High-risk drinking is on the rise in the United States, according to research published in JAMA. One of the populations experiencing the most significant increases in terms of using alcohol to a point that’s dangerous or harmful is women. Here’s a closer look at the data, what it means, why it’s happening, and how targeted treatment can help reverse the trend.
About the Study
Sponsored by a federal agency for alcohol use, the JAMA study concludes that “a public health crisis” is underway, with certain populations, including women, in a greater crisis than others. Specifically, the findings indicate two troubling areas pertaining to women and alcohol use: high-risk drinking and problem drinking.
For high-risk drinking, which refers to the number of drinks per day, the overall increase was 29.9 percent. Among women, however, it skyrocketed by 58 percent.
For problem drinking, which comprises both alcohol abuse and alcohol dependence, the overall increase was just under 50 percent. Among women, however, it spiked to 83.7 percent.
Understanding the Numbers
The takeaway, according to NPR? “The results show a narrowing of the ‘gender gap’ in drinking disorders, which is consistent with previous research. That is, men are still more likely than women to be problem drinkers, but women are catching up. Changing social norms around female alcohol consumption are part of the equation, the study says — but stress may be another factor.”

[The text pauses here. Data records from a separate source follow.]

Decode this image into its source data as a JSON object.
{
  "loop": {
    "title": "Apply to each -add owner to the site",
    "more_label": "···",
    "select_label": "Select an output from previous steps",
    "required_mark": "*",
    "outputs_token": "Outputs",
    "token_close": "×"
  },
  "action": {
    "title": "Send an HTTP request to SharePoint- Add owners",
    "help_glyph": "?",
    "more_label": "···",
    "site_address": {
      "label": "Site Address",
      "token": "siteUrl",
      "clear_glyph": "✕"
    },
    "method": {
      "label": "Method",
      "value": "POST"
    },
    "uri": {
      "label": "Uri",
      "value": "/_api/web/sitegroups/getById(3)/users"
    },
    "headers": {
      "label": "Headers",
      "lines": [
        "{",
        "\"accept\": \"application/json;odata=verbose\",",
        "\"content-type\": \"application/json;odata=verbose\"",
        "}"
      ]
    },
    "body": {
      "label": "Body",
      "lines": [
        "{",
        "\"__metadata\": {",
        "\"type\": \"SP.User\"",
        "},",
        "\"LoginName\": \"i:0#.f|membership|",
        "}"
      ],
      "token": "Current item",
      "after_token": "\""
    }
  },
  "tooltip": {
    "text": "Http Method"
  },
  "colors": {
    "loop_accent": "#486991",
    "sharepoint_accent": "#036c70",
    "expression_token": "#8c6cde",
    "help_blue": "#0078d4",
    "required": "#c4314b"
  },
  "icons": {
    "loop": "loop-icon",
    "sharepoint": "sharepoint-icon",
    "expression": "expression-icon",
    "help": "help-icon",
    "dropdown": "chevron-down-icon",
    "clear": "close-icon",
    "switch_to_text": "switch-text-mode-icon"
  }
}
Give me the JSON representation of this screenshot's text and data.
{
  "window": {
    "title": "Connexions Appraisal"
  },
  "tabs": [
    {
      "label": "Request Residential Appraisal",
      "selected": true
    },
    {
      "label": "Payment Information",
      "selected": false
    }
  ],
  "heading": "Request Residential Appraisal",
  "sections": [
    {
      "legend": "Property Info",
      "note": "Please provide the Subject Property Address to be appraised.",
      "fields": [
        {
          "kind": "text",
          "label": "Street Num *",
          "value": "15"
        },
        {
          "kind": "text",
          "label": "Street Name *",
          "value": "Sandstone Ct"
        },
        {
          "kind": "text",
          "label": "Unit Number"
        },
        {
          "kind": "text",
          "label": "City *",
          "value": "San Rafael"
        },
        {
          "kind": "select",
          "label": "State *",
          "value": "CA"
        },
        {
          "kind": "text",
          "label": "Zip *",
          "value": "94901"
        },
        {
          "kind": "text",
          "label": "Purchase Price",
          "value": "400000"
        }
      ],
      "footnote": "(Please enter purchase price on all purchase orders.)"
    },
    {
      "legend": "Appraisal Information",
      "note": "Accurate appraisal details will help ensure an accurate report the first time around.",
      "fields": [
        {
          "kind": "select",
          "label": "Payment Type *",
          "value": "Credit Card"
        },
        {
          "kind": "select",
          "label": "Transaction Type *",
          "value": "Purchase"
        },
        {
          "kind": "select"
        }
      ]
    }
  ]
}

According to the National Institute on Alcohol Abuse and Alcoholism (NIAAA), women are at increased risk for alcohol-related problems for several reasons such as because problems develop at lower drinking levels than for men; because of lower body weight; and because their bodies contain less water, which is where alcohol predominantly resides in the body.
As high-risk and problem drinking continue to rise among women, so do the associated health risks. For starters, there are the risks that affect everyone, including liver damage, heart disease, brain and nervous system problems, anemia, cancer, seizures, gout, infections, digestive problems, and sleep disorders. In fact, women are actually more likely to develop liver damage and heart disease than men.
Then there’s the fact that women face additional health risks, including breast cancer, pregnancy, and fetal alcohol syndrome.
Limiting Risk of Alcohol-Use Disorders (AUD)
While drinking alcohol always comes with risks, the NIAAA has determined that women who drink no more than three drinks on any single day and no more than seven drinks per week are at low-risk for developing AUD. Those who drink in excess of this amount are putting themselves in much greater danger. As more women fall into the latter category, it’s important to note that it’s not all doom and gloom. The good news? Women are often more likely than their male peers to seek treatment, which can mean the difference between ongoing AUD and recovery.
It’s also important to note, however, that all substance abuse treatment programs aren’t created equal, and the best results can be expected from programs that acknowledge gender-specific factors that influence treatment retention and outcomes. Research indicates that women benefit more from “supportive therapies” than more conventional confrontational approaches.
Not only that but according to Substance Abuse Treatment: Addressing the Specific Needs of Women, “Recovery and healing goes beyond abstinence from alcohol or drugs to developing relationships with others. Many women will need to explore the connections between substance abuse and sexuality, body image, sexual identity, sexual abuse, and the fear of sex when they are alcohol and drug-free. Therefore, the consensus panel believes that discussion of women’s sexual issues is an important part of substance abuse treatment.”